Respondent Department of Transportation (hereinafter DOT) entered into a contract to replace overpasses on the Long Island Expressway. As required by the DOT contract, the contractor obtained structural steel that was shop painted, meaning that it was painted in the shop rather than on the construction site. The structural steel producer painted the steel at its Pennsylvania factory. It may not have paid its employees the prevailing wage. Petitioner Joseph Ramaglia, a business representative for the union petitioners, made a request under the Freedom of Information Law (see Public Officers Law art 6) (hereinafter FOIL) for copies of the steel company's payroll records in order to determine whether that company was violating the prevailing wage laws which protect workers on public works projects (see Labor Law § 220 [3]; NY Const, art I, § 17). DOT officials, all respondents here, responded that DOT did not possess, nor was it required to collect, payroll records for the steel company.

Petitioners commenced this CPLR article 78 proceeding seeking to compel respondents to obtain and produce these payroll records. Supreme Court found that DOT had no obligation to obtain payroll records from the steel company because it was only a materials supplier, so DOT could not be compelled to procure or produce those records. Petitioners now appeal.[FN*]

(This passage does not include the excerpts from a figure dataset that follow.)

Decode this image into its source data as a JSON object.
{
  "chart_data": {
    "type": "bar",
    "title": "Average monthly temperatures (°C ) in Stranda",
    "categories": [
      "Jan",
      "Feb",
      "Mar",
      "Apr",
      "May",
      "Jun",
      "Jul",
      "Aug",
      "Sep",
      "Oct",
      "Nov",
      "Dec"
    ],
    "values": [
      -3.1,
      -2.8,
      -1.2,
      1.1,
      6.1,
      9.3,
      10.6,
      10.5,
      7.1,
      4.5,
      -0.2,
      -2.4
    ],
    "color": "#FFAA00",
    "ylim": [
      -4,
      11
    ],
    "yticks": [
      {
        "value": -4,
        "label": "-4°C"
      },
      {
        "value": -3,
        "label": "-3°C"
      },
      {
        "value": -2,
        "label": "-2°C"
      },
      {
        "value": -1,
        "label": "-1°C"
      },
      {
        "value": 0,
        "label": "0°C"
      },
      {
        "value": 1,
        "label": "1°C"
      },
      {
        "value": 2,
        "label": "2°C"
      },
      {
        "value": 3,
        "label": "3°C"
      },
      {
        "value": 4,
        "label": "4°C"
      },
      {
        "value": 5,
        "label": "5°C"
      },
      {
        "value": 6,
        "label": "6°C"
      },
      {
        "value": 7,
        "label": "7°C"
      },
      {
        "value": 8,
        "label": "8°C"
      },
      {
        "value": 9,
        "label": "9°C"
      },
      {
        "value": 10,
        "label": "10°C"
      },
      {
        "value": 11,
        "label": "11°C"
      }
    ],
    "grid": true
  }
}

While it is uncontested that the overpass replacement contract was a public works contract subject to the prevailing wage law (see Labor Law § 220 [3]), that law "does not include contracts for the sale of goods used in public works projects" (Matter of Bridgestone/Firestone, Inc. v Hartnett, 175 AD2d 495, 497 [1991]; see Bohnen v Metz, 126 App Div 807, 809-810 [1908], affd 193 NY 676 [1908]). This is true even where a manufacturer creates a custom product or performs finishing work on the materials before delivery (see Ewen v Thompson-Starrett Co., 208 NY 245, 251 [1913]; Bohnen v Metz, supra at 809-810). One factor to consider in determining where supply of materials ends and construction of public works begins is whether the work on the materials entering into the construction project was customarily and usually done at the construction site or is a normal part of the manufacturing process (see Garofano Constr. Co. v City of New York, 180 Misc 539, 540 [1943], affd 266 App Div 960 [1943]). This factor may change over time due to technological advances in manufacturing. Here, while it may previously have been customary to paint new steel on site, the record indicates that it is now customary to use shop-painted new steel to create a better finished product, to avoid traffic disruption, and for environmental reasons. Because the steel company acted solely as a materials supplier, supplying shop-painted structural steel, its workers were not subject to the prevailing wage laws. As DOT was under no obligation to collect payroll records from the steel company (see Labor Law § 220 [3-a] [a]), it had no obligation to obtain those records in order to supply them in response to Ramaglia's FOIL request (see Public Officers Law § 89 [3]).

Cardona, P.J., Mercure, Peters and Mugglin, JJ., concur. Ordered that the judgment and order are affirmed, without costs.

Footnotes


Footnote *: Petitioners appeal the judgment dismissing their petition as well as an order denying their motion for reconsideration. The latter appeal is deemed abandoned by their failure to address it in their brief (see Smith v Sheppard, 301 AD2d 913, 914 n 1 [2003]).